Topine made a total of eight appearances for Canterbury in the 2021 NRL season as the club finished last and claimed the Wooden Spoon.

===2022===
Topine played three games for Canterbury in the 2022 NRL season. On 25 September, Topine played for Canterbury's NSW Cup team in their grand final loss to Penrith at the Western Sydney Stadium.

===2023===
Topine was limited to only five matches for Canterbury in the 2023 NRL season as the club finished 15th on the table.

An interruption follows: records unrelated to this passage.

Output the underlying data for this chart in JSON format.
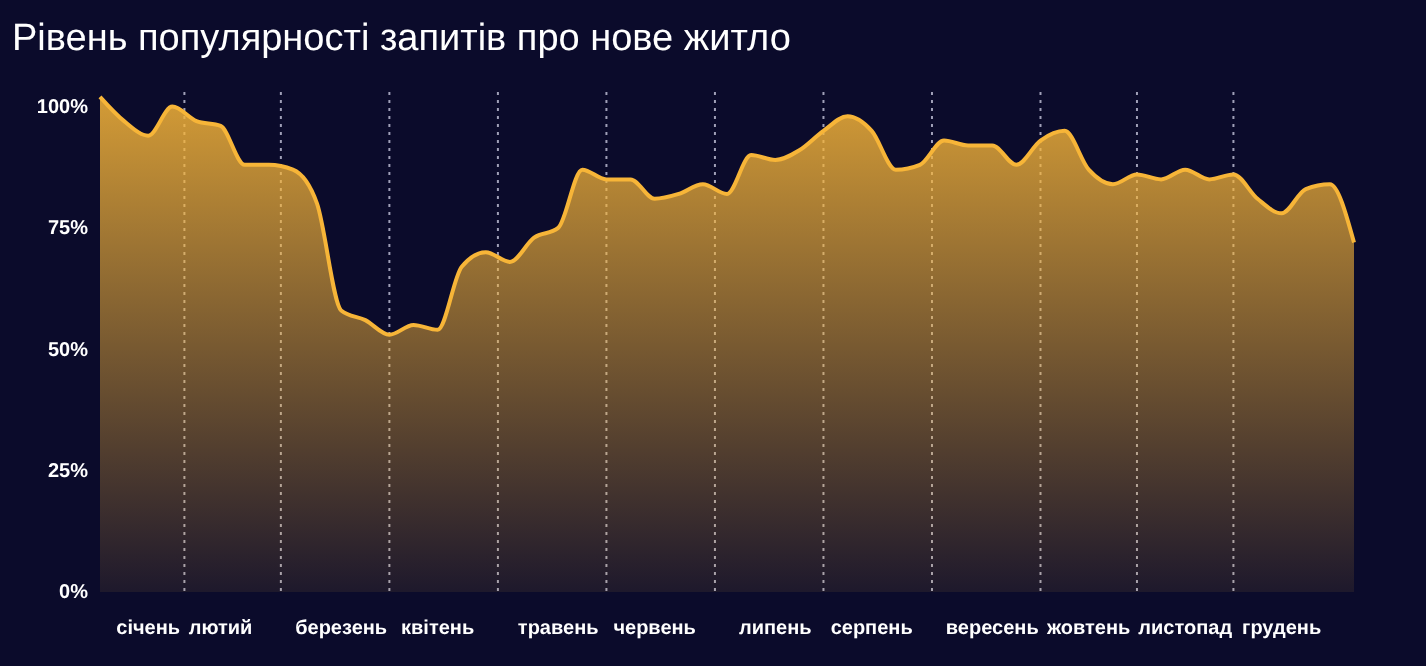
{
  "chart_data": {
    "type": "area",
    "title": "Рівень популярності запитів про нове житло",
    "categories": [
      null,
      null,
      "січень",
      null,
      null,
      "лютий",
      null,
      null,
      null,
      null,
      "березень",
      null,
      null,
      null,
      "квітень",
      null,
      null,
      null,
      null,
      "травень",
      null,
      null,
      null,
      "червень",
      null,
      null,
      null,
      null,
      "липень",
      null,
      null,
      null,
      "серпень",
      null,
      null,
      null,
      null,
      "вересень",
      null,
      null,
      null,
      "жовтень",
      null,
      null,
      null,
      "листопад",
      null,
      null,
      null,
      "грудень",
      null,
      null,
      null
    ],
    "series": [
      {
        "color": "#f7b538",
        "values": [
          102,
          97,
          94,
          100,
          97,
          96,
          88,
          88,
          87,
          80,
          58,
          56,
          53,
          55,
          54,
          67,
          70,
          68,
          73,
          75,
          87,
          85,
          85,
          81,
          82,
          84,
          82,
          90,
          89,
          91,
          95,
          98,
          95,
          87,
          88,
          93,
          92,
          92,
          88,
          93,
          95,
          87,
          84,
          86,
          85,
          87,
          85,
          86,
          81,
          78,
          83,
          84,
          72
        ]
      }
    ],
    "grid": "x",
    "ylim": [
      0,
      103
    ],
    "yticks": [
      {
        "value": 0,
        "label": "0%"
      },
      {
        "value": 25,
        "label": "25%"
      },
      {
        "value": 50,
        "label": "50%"
      },
      {
        "value": 75,
        "label": "75%"
      },
      {
        "value": 100,
        "label": "100%"
      }
    ]
  }
}
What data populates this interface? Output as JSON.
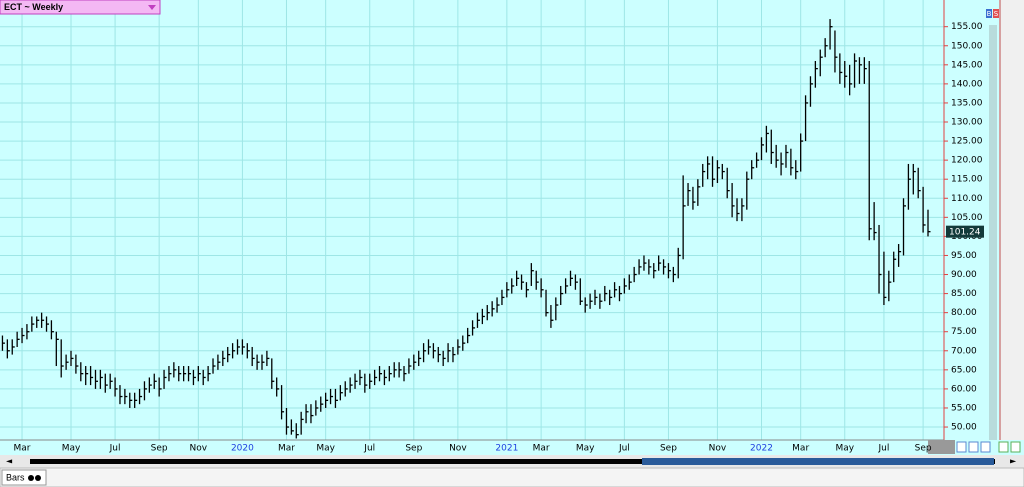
{
  "chart_data": {
    "type": "ohlc",
    "title": "ECT ~ Weekly",
    "color": "#000000",
    "grid": true,
    "categories": [
      null,
      null,
      null,
      null,
      "Mar",
      null,
      null,
      null,
      null,
      null,
      null,
      null,
      null,
      null,
      "May",
      null,
      null,
      null,
      null,
      null,
      null,
      null,
      null,
      "Jul",
      null,
      null,
      null,
      null,
      null,
      null,
      null,
      null,
      "Sep",
      null,
      null,
      null,
      null,
      null,
      null,
      null,
      "Nov",
      null,
      null,
      null,
      null,
      null,
      null,
      null,
      null,
      "2020",
      null,
      null,
      null,
      null,
      null,
      null,
      null,
      null,
      "Mar",
      null,
      null,
      null,
      null,
      null,
      null,
      null,
      "May",
      null,
      null,
      null,
      null,
      null,
      null,
      null,
      null,
      "Jul",
      null,
      null,
      null,
      null,
      null,
      null,
      null,
      null,
      "Sep",
      null,
      null,
      null,
      null,
      null,
      null,
      null,
      null,
      "Nov",
      null,
      null,
      null,
      null,
      null,
      null,
      null,
      null,
      null,
      "2021",
      null,
      null,
      null,
      null,
      null,
      null,
      "Mar",
      null,
      null,
      null,
      null,
      null,
      null,
      null,
      null,
      "May",
      null,
      null,
      null,
      null,
      null,
      null,
      null,
      "Jul",
      null,
      null,
      null,
      null,
      null,
      null,
      null,
      null,
      "Sep",
      null,
      null,
      null,
      null,
      null,
      null,
      null,
      null,
      null,
      "Nov",
      null,
      null,
      null,
      null,
      null,
      null,
      null,
      null,
      "2022",
      null,
      null,
      null,
      null,
      null,
      null,
      null,
      "Mar",
      null,
      null,
      null,
      null,
      null,
      null,
      null,
      null,
      "May",
      null,
      null,
      null,
      null,
      null,
      null,
      null,
      "Jul",
      null,
      null,
      null,
      null,
      null,
      null,
      null,
      "Sep",
      null
    ],
    "high": [
      74,
      73,
      73,
      75,
      76,
      77,
      79,
      79,
      80,
      79,
      78,
      75,
      73,
      69,
      70,
      69,
      67,
      66,
      66,
      65,
      65,
      64,
      64,
      63,
      61,
      60,
      59,
      59,
      60,
      62,
      63,
      64,
      63,
      65,
      66,
      67,
      66,
      66,
      66,
      65,
      66,
      65,
      66,
      68,
      69,
      70,
      71,
      72,
      73,
      73,
      72,
      71,
      69,
      69,
      70,
      68,
      63,
      61,
      55,
      52,
      51,
      54,
      56,
      56,
      57,
      58,
      59,
      60,
      60,
      61,
      62,
      63,
      64,
      65,
      64,
      64,
      65,
      66,
      65,
      66,
      67,
      67,
      66,
      68,
      69,
      70,
      72,
      73,
      72,
      71,
      70,
      72,
      71,
      73,
      74,
      76,
      78,
      80,
      81,
      82,
      83,
      84,
      86,
      88,
      89,
      91,
      90,
      88,
      93,
      91,
      89,
      86,
      82,
      84,
      87,
      89,
      91,
      90,
      89,
      84,
      85,
      86,
      85,
      87,
      86,
      88,
      87,
      89,
      90,
      92,
      94,
      95,
      94,
      93,
      95,
      94,
      93,
      92,
      97,
      116,
      114,
      113,
      115,
      119,
      121,
      121,
      120,
      119,
      118,
      114,
      110,
      110,
      117,
      120,
      122,
      126,
      129,
      128,
      124,
      122,
      124,
      123,
      120,
      127,
      137,
      142,
      146,
      149,
      152,
      157,
      154,
      148,
      146,
      145,
      148,
      147,
      147,
      146,
      109,
      103,
      96,
      91,
      96,
      98,
      110,
      119,
      119,
      118,
      113,
      107
    ],
    "low": [
      70,
      68,
      69,
      71,
      72,
      73,
      75,
      76,
      76,
      75,
      73,
      66,
      63,
      65,
      66,
      64,
      62,
      61,
      61,
      60,
      60,
      59,
      60,
      58,
      56,
      56,
      55,
      55,
      56,
      57,
      59,
      60,
      58,
      60,
      62,
      63,
      62,
      62,
      62,
      61,
      62,
      61,
      62,
      64,
      65,
      66,
      67,
      68,
      69,
      69,
      68,
      66,
      65,
      65,
      66,
      60,
      58,
      52,
      48,
      48,
      47,
      48,
      51,
      51,
      53,
      54,
      55,
      56,
      55,
      57,
      58,
      59,
      60,
      61,
      59,
      60,
      61,
      62,
      61,
      62,
      63,
      63,
      62,
      64,
      65,
      66,
      67,
      69,
      68,
      67,
      66,
      67,
      67,
      69,
      70,
      72,
      74,
      76,
      77,
      78,
      79,
      80,
      82,
      84,
      85,
      87,
      86,
      84,
      87,
      86,
      84,
      79,
      76,
      78,
      82,
      85,
      87,
      86,
      82,
      80,
      81,
      82,
      81,
      83,
      82,
      84,
      83,
      85,
      86,
      88,
      90,
      91,
      90,
      89,
      91,
      90,
      89,
      88,
      89,
      94,
      108,
      107,
      108,
      113,
      115,
      113,
      114,
      115,
      110,
      105,
      104,
      104,
      107,
      115,
      118,
      120,
      122,
      119,
      118,
      116,
      118,
      116,
      115,
      117,
      125,
      134,
      139,
      142,
      147,
      149,
      143,
      140,
      139,
      137,
      139,
      140,
      140,
      99,
      99,
      85,
      82,
      83,
      88,
      92,
      95,
      107,
      111,
      110,
      101,
      100
    ],
    "close": [
      72,
      70,
      71,
      73,
      74,
      75,
      77,
      78,
      78,
      77,
      75,
      73,
      66,
      67,
      68,
      66,
      64,
      64,
      63,
      62,
      63,
      61,
      62,
      60,
      58,
      58,
      57,
      57,
      58,
      60,
      61,
      62,
      60,
      63,
      64,
      65,
      64,
      64,
      64,
      63,
      64,
      63,
      64,
      66,
      67,
      68,
      69,
      70,
      71,
      71,
      70,
      68,
      67,
      67,
      68,
      62,
      60,
      54,
      50,
      49,
      48,
      52,
      54,
      53,
      55,
      56,
      57,
      58,
      57,
      59,
      60,
      61,
      62,
      63,
      61,
      62,
      63,
      64,
      63,
      64,
      65,
      65,
      64,
      66,
      67,
      68,
      70,
      71,
      70,
      69,
      68,
      70,
      69,
      71,
      72,
      74,
      76,
      78,
      79,
      80,
      81,
      82,
      84,
      86,
      87,
      89,
      88,
      86,
      91,
      88,
      86,
      80,
      78,
      82,
      85,
      87,
      89,
      88,
      83,
      82,
      83,
      84,
      83,
      85,
      84,
      86,
      85,
      87,
      88,
      90,
      92,
      93,
      92,
      91,
      93,
      92,
      91,
      90,
      95,
      108,
      112,
      109,
      113,
      117,
      119,
      115,
      118,
      117,
      112,
      108,
      106,
      108,
      115,
      118,
      120,
      124,
      127,
      122,
      120,
      119,
      122,
      118,
      117,
      125,
      135,
      140,
      144,
      147,
      150,
      155,
      147,
      143,
      142,
      140,
      146,
      145,
      144,
      102,
      101,
      90,
      84,
      88,
      94,
      96,
      108,
      115,
      117,
      112,
      103,
      101.24
    ],
    "ylim": [
      46.6,
      162
    ],
    "yticks": [
      {
        "value": 50,
        "label": "50.00"
      },
      {
        "value": 55,
        "label": "55.00"
      },
      {
        "value": 60,
        "label": "60.00"
      },
      {
        "value": 65,
        "label": "65.00"
      },
      {
        "value": 70,
        "label": "70.00"
      },
      {
        "value": 75,
        "label": "75.00"
      },
      {
        "value": 80,
        "label": "80.00"
      },
      {
        "value": 85,
        "label": "85.00"
      },
      {
        "value": 90,
        "label": "90.00"
      },
      {
        "value": 95,
        "label": "95.00"
      },
      {
        "value": 100,
        "label": "100.00"
      },
      {
        "value": 105,
        "label": "105.00"
      },
      {
        "value": 110,
        "label": "110.00"
      },
      {
        "value": 115,
        "label": "115.00"
      },
      {
        "value": 120,
        "label": "120.00"
      },
      {
        "value": 125,
        "label": "125.00"
      },
      {
        "value": 130,
        "label": "130.00"
      },
      {
        "value": 135,
        "label": "135.00"
      },
      {
        "value": 140,
        "label": "140.00"
      },
      {
        "value": 145,
        "label": "145.00"
      },
      {
        "value": 150,
        "label": "150.00"
      },
      {
        "value": 155,
        "label": "155.00"
      }
    ]
  },
  "ui": {
    "status": "Bars",
    "corner_buttons": [
      "B",
      "S"
    ]
  }
}
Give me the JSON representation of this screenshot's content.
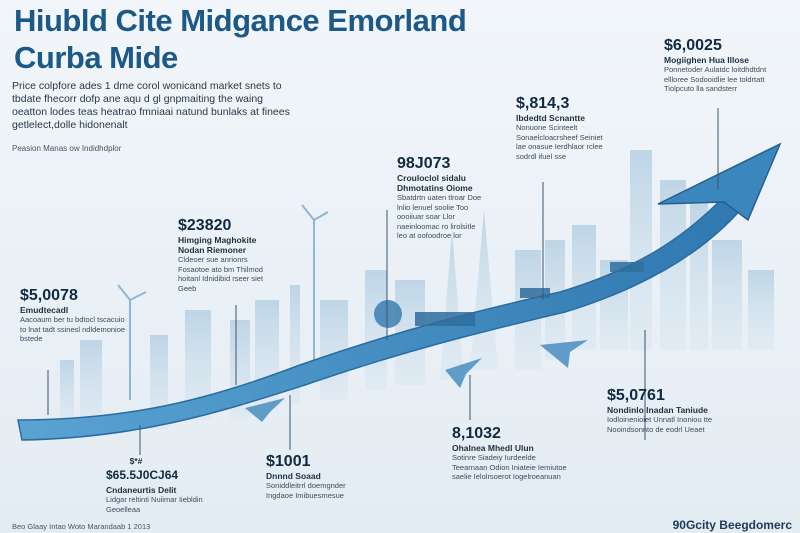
{
  "title_line1": "Hiubld Cite Midgance Emorland",
  "title_line2": "Curba Mide",
  "intro": "Price colpfore ades 1 dme corol wonicand market snets to tbdate fhecorr dofp ane aqu d gl gnpmaiting the waing oeatton lodes teas heatrao fmniaai natund bunlaks at finees getlelect,dolle hidonenalt",
  "source": "Peasion Manas ow Indidhdplor",
  "annotations": [
    {
      "id": "a1",
      "value": "$5,0078",
      "heading": "Emudtecadl",
      "body": "Aacoaum ber tu bdtocl tscacuio to lnat tadt ssinesl ndldemonioe bstede"
    },
    {
      "id": "a2",
      "value": "$23820",
      "heading": "Himging Maghokite Nodan Riemoner",
      "body": "Cldeoer sue anrionrs Fosaotoe ato bm Thilmod hoitanl Idnidibid rseer siet Geeb"
    },
    {
      "id": "a3",
      "value": "98J073",
      "heading": "Crouloclol sidalu Dhmotatins Oiome",
      "body": "Sbatdrtn uaten tlroar Doe lnlio lenuel soolie Too oooiiuar soar Llor naeinloomac ro lirolsitle leo at oofoodroe lor"
    },
    {
      "id": "a4",
      "value": "$,814,3",
      "heading": "Ibdedtd Scnantte",
      "body": "Nonuone Scinteelt Sonaelcloacrsheef Seiniet lae onasue Ierdhlaor rclee sodrdl ifuel sse"
    },
    {
      "id": "a5",
      "value": "$6,0025",
      "heading": "Mogiighen Hua Illose",
      "body": "Ponnetoder Aulatdc loitdhdtdnt ellloree Sodooidlie lee toldrtatt Tiolpcuto lla sandsterr"
    },
    {
      "id": "a6",
      "value": "$5,0761",
      "heading": "Nondinlo Inadan Taniude",
      "body": "Iodloinenioiet Unnatl Inoniou tte Nooindsonnto de eodrl Ueaet"
    },
    {
      "id": "a7",
      "value": "8,1032",
      "heading": "Ohalnea Mhedl Ulun",
      "body": "Sotinre Siadeiy Iurdeelde Teearnaan Odion Iniateie Iemiutoe saelie Ielolrsoerot Iogelroeanuan"
    },
    {
      "id": "a8",
      "value": "$1001",
      "heading": "Dnnnd Soaad",
      "body": "Soniddleitrrl doemgnder Ingdaoe Imibuesmesue"
    },
    {
      "id": "a9",
      "value": "$65.5J0CJ64",
      "heading": "Cndaneurtis Delit",
      "body": "Lidgar reltinti Nuiimar Iiebldin Geoelleaa"
    }
  ],
  "tag_a9": "$*#",
  "footer_left": "Beo Glaay Intao Woto Marandaab 1 2013",
  "footer_right": "90Gcity Beegdomerc",
  "colors": {
    "arrow": "#4a95c8",
    "arrow_dark": "#2f74a8",
    "title": "#1d5987",
    "skyline": "#9fbfd6"
  }
}
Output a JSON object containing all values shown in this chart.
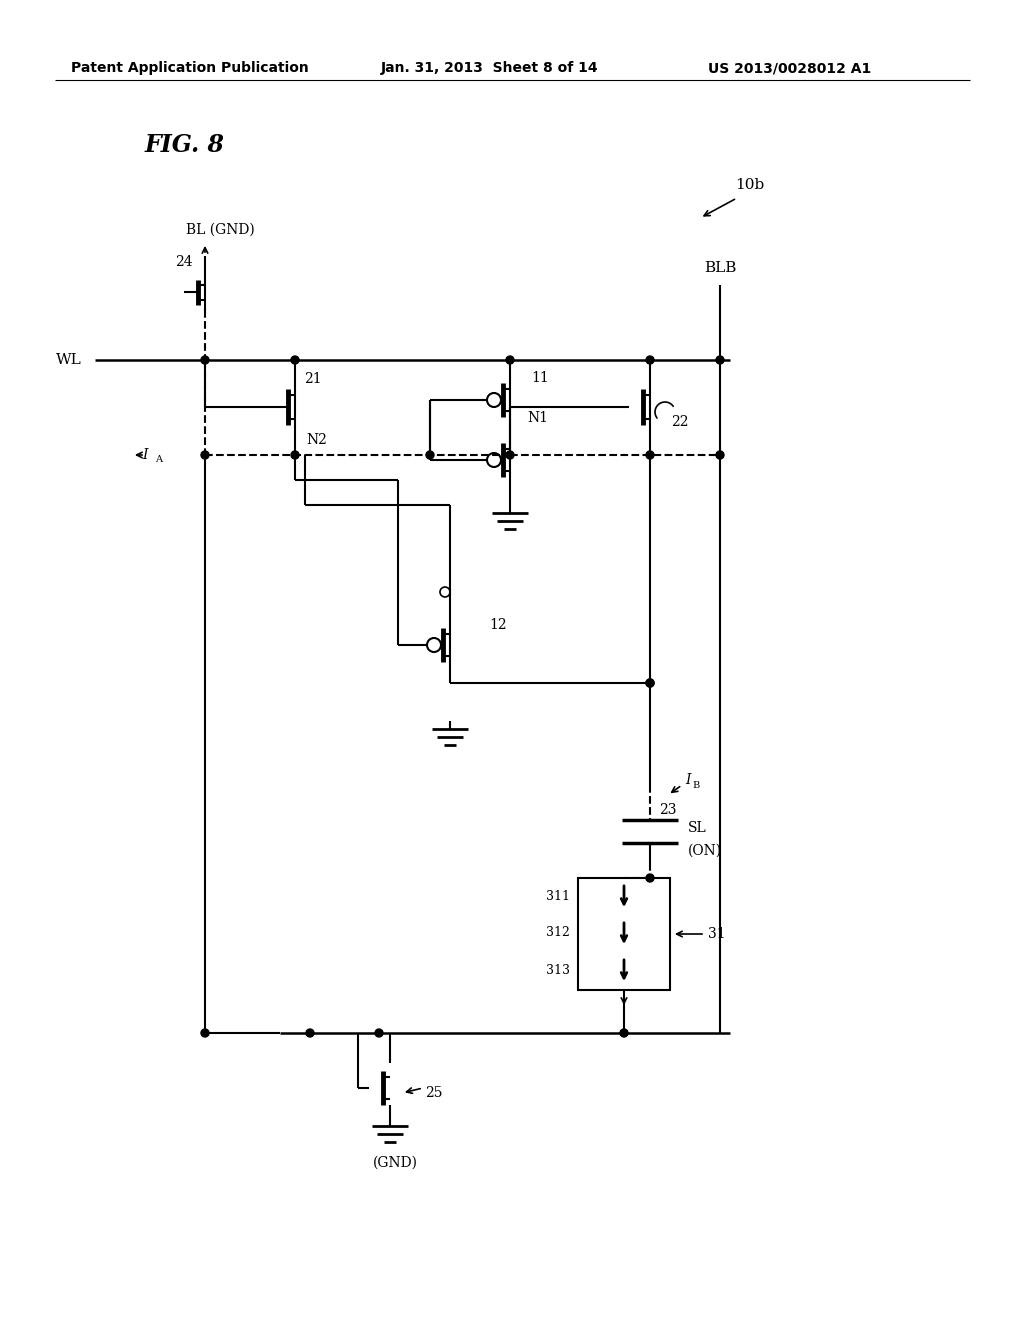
{
  "header_left": "Patent Application Publication",
  "header_center": "Jan. 31, 2013  Sheet 8 of 14",
  "header_right": "US 2013/0028012 A1",
  "bg_color": "#ffffff",
  "text_color": "#000000"
}
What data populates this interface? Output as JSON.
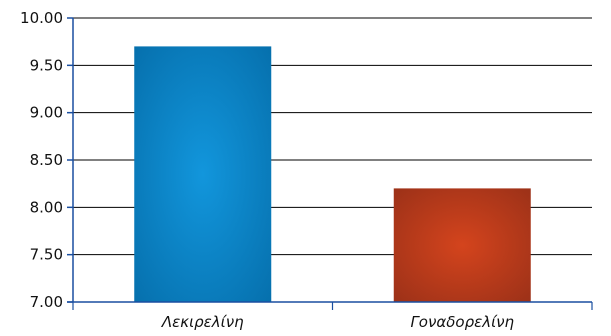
{
  "chart_data": {
    "type": "bar",
    "categories": [
      "Λεκιρελίνη",
      "Γοναδορελίνη"
    ],
    "values": [
      9.7,
      8.2
    ],
    "colors": [
      "#0a7dbd",
      "#c0391b"
    ],
    "title": "",
    "xlabel": "",
    "ylabel": "",
    "ylim": [
      7.0,
      10.0
    ],
    "yticks": [
      7.0,
      7.5,
      8.0,
      8.5,
      9.0,
      9.5,
      10.0
    ],
    "ytick_labels": [
      "7.00",
      "7.50",
      "8.00",
      "8.50",
      "9.00",
      "9.50",
      "10.00"
    ],
    "grid": true,
    "legend": "none"
  }
}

== 2024 legal case against the Bulldogs ==
On 26 April 2024, it was announced that Topine had not returned to Bulldogs training as he had launched legal action against his former team Canterbury after it was alleged he arrived late to training and was forced to endure a wrestling session of the entire teams top 30 squad by the team trainer. Topine in his claims said he was subjected to "unlawful corporal punishment", assault, humiliation, anxiety, fear and deprivation of liberty amongst other claims. Topine said arriving late to training was simply a misunderstanding, as he believed that he had to get strapping done before the morning training session. It was claimed that Topine wanted $4 million as compensation. Topine has since not played in the NRL due to psychological damage.

On 16 July 2025, it was announced that the case would go to court in March 2026. In February 2026, the case had been dismissed and the matter resolved.